The paper "The Events Industry in London" is a perfect example of a business case study. Demand for certain practices and the benefits of the same practices have led to the development of the events industry. There have been increases in discretionary spending and leisure time which have led to the creation of more public events, entertainment, and celebrations. Corporations and business companies have also found the benefit of using events which in most cases is to promote businesses, market products, and create awareness or even build company reputations (Bowdin and Allen, 2006). Governments have also come to appreciate the importance of events and most are considering it an important industry to revenue contribution.
The governments promote and support events as part of strategies for destination marketing, nation-building, and economic development. Such is the case with the UK government (Bowdin and Allen, 2006). So many companies are involved in the creation, organization, and management of events since they have become part of the society and have proved to be of importance to both those who participate in them, the companies/organizers, and the revenue collectors.

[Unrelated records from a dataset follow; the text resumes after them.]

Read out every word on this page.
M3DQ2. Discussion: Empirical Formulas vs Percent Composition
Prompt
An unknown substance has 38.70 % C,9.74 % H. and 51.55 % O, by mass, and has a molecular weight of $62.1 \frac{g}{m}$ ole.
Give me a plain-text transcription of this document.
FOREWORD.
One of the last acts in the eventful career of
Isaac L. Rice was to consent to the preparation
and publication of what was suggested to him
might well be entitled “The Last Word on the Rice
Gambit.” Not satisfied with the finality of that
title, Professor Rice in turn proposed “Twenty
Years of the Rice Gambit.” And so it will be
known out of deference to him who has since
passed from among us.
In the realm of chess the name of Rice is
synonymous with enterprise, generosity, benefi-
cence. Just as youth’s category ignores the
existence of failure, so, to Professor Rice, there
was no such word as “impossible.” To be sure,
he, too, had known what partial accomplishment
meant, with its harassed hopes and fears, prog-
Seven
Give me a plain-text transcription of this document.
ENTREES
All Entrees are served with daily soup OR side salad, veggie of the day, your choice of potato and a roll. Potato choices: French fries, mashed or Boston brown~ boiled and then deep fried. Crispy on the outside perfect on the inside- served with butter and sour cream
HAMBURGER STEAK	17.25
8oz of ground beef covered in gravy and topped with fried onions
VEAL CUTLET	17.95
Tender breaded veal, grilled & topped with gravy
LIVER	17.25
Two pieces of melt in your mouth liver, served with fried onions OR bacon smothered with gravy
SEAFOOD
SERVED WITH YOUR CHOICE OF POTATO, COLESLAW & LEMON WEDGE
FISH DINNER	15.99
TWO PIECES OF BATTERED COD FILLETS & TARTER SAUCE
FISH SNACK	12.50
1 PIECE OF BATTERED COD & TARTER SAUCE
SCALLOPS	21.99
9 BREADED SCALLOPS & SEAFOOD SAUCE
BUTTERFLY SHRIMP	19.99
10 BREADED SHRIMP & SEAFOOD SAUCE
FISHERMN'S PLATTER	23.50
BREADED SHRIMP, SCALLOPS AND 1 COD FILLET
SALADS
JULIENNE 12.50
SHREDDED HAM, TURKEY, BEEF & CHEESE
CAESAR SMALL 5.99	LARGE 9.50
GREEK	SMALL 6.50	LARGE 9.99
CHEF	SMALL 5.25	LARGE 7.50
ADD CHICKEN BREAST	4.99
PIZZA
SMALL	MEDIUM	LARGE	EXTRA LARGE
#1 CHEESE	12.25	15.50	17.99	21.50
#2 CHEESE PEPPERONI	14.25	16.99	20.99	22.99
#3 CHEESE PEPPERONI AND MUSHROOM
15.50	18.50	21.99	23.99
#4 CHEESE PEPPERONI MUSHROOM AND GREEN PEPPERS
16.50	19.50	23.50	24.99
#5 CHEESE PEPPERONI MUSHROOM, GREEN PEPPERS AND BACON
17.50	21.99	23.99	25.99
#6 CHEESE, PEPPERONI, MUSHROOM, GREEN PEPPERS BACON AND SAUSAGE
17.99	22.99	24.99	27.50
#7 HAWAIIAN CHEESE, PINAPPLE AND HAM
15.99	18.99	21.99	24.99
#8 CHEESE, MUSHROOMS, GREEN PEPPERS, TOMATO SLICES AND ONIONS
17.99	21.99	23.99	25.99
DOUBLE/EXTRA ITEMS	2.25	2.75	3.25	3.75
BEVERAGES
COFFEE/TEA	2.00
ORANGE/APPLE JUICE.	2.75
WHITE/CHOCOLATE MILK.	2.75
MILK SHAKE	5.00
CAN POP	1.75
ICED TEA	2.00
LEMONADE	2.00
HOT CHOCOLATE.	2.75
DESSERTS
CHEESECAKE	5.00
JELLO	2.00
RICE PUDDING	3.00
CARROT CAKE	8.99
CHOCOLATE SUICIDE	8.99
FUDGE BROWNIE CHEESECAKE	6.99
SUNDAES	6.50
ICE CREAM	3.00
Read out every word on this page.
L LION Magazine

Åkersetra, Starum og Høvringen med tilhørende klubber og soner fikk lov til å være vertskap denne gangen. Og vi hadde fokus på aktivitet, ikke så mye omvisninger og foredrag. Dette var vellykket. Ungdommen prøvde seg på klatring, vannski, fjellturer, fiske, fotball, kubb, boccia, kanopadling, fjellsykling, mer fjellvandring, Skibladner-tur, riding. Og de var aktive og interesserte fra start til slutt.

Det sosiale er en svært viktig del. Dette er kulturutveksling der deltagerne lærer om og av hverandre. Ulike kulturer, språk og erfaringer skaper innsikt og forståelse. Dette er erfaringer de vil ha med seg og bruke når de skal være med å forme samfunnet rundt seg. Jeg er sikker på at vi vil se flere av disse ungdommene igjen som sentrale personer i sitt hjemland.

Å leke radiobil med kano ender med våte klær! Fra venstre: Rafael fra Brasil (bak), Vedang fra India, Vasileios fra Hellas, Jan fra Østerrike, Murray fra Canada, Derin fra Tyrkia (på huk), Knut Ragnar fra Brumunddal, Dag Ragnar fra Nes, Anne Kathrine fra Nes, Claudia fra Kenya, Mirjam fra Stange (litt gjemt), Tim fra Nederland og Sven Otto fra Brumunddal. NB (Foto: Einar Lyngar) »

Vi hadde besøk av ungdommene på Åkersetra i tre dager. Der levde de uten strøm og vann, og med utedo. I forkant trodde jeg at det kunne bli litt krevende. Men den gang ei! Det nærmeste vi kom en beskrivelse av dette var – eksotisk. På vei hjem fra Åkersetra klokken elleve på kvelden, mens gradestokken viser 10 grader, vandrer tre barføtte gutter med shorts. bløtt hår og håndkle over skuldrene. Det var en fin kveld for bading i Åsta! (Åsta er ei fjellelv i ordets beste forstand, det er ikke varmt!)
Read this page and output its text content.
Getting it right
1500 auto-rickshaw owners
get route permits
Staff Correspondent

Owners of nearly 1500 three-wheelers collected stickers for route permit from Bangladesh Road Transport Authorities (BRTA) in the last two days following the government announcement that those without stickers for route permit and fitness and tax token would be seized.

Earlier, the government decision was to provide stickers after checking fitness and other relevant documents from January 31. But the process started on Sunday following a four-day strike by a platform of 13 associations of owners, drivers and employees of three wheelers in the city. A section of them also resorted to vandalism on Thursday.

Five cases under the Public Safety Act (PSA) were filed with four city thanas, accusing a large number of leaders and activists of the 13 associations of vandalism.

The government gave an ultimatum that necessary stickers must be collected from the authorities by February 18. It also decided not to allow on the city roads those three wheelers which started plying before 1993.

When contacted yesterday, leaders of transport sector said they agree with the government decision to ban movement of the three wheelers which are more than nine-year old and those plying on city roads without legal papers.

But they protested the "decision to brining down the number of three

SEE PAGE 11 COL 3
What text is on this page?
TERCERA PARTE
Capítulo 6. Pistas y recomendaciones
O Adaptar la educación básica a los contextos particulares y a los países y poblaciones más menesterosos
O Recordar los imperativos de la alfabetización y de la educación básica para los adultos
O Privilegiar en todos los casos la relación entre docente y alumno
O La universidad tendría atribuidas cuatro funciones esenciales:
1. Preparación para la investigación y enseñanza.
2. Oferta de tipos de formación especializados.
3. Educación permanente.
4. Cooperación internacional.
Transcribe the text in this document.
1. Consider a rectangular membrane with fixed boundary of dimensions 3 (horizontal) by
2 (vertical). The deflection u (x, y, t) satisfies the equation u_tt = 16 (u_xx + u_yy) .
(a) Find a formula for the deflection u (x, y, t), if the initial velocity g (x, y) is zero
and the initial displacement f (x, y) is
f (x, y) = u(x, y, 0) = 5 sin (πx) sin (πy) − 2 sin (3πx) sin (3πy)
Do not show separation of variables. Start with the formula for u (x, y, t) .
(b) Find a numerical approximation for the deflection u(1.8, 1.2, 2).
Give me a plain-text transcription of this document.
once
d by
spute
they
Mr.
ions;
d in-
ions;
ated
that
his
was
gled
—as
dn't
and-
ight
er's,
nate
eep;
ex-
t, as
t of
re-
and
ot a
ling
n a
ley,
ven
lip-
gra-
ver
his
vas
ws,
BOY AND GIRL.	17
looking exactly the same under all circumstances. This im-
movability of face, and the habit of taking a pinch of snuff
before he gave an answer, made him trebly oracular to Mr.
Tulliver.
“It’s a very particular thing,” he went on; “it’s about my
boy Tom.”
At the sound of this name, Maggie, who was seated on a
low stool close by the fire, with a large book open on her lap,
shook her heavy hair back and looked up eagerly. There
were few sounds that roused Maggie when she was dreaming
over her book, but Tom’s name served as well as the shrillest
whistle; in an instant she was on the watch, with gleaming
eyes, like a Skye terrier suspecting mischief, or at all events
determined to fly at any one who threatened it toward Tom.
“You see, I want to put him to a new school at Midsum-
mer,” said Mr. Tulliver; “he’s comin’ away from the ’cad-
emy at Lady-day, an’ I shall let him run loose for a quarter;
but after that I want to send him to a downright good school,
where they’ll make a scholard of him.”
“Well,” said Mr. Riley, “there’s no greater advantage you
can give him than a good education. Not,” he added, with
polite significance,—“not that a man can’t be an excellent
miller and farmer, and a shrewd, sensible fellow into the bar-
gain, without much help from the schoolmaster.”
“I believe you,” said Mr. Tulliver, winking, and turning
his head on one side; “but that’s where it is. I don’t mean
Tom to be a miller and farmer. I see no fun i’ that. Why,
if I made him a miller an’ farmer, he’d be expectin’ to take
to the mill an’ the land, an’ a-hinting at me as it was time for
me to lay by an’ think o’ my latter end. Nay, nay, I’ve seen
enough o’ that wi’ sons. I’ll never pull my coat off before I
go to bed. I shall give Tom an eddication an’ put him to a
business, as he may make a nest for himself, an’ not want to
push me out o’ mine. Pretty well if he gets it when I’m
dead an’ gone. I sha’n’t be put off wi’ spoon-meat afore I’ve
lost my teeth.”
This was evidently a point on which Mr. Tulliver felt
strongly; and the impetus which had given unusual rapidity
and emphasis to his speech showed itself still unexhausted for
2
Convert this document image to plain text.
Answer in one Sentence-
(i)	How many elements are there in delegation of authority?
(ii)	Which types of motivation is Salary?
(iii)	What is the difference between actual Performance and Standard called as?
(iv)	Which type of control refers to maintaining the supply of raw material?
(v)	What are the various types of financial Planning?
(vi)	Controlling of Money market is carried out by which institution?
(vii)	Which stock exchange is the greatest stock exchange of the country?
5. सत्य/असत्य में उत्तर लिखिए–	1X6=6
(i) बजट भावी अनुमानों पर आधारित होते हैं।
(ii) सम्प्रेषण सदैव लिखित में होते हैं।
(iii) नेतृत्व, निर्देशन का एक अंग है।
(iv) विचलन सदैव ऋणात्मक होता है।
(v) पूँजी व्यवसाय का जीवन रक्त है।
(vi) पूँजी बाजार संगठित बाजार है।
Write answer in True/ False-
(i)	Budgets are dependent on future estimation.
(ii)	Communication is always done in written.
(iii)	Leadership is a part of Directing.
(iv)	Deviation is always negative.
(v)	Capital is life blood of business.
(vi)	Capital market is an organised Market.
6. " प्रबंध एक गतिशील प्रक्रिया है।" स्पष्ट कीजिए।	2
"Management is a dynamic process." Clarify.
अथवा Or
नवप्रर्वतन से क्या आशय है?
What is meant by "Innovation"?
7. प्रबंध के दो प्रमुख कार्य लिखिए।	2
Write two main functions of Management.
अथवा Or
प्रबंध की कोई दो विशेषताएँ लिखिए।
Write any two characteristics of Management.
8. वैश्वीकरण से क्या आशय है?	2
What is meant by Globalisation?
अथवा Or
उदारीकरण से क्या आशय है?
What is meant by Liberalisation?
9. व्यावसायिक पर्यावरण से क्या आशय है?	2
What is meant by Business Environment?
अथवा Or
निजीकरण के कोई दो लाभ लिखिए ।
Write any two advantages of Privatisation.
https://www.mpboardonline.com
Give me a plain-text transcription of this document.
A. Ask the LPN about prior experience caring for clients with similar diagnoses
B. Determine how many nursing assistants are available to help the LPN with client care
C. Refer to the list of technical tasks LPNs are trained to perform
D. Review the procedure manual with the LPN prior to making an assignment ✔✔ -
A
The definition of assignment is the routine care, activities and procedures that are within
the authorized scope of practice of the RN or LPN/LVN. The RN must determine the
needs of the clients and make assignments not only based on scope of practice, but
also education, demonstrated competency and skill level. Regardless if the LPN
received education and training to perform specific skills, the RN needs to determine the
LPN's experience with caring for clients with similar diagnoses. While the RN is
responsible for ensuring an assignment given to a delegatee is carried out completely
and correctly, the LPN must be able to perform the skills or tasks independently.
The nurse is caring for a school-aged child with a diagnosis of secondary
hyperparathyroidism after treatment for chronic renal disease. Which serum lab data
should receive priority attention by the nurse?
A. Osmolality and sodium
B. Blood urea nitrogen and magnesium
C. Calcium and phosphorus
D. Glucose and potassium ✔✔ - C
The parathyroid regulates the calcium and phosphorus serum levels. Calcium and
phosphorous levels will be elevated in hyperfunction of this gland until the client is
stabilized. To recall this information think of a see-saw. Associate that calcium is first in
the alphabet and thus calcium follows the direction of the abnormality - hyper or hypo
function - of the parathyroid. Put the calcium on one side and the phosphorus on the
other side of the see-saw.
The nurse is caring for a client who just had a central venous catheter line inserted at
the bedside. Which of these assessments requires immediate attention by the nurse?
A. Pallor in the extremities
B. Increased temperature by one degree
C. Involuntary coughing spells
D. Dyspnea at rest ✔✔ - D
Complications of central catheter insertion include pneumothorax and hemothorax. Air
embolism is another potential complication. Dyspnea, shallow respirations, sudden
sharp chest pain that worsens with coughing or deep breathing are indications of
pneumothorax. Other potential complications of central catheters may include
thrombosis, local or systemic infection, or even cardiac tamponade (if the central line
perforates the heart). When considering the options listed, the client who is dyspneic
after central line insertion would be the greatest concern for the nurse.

In the tourism industry, for example, events play a major role apart from the arts and crafts and the historic sites that attract tourists. Politicians also depend on events to pass information (Bowdin and Allen, 2006). Like any other business industry, the events industry is affected by external factors that are important if analyzed for business success. Companies in the event industry have to be aware of the risks in the business external environment in order to make profits and ensure good performance. Companies select frameworks of their choice to analyze the external environment.
One such framework is the PESTLE analysis framework. This paper will use this framework to analyze the events industry's external environment and provide information based on the analysis of how the current trends will affect the future events industry. PESTLE Analysis Framework Political Factors The events industry in London receives a demand from the local people a well as people from other countries depending on the events being held. In the UK, events have become part of the government’ s revenue collection, nation-building, and developments. The government supports events and appreciates the contribution of the industry (Bowdin and Allen, 2006).
An example of a case is in 2005 which is four years back, but played an important role in the events industry market building and growth. UK exhibitions industry contributed ₤ 4.1 billion to the GDP and contributes ₤ 1bn per year (Friday’ s Media Group, 2005). This industry also supported 137,000jobs and contributed other billions by supporting other sectors of the economy. This contribution and others from other event industries have made the industry receive support from the government.
According to this report, there was a call for more support from the government to expand international trade by supporting the exhibitions industry which is part of the events industry. Supporting such kind of industries would increase the chances of London holding major global events (Friday’ s Media Group, 2005). Economic Factors The economy of any country or region affects the businesses in that region. The economic status of London, therefore, affects the events industry. The City has not been left out in the current situation of recession. Recession is one major problem that affects most industries and businesses with reduced demand that in turn leads to reduced production and distribution.
The events industry is currently suffering from low demand for events due to most consumer expenses being directed to basic needs (Federation of Small Businesses, 2009).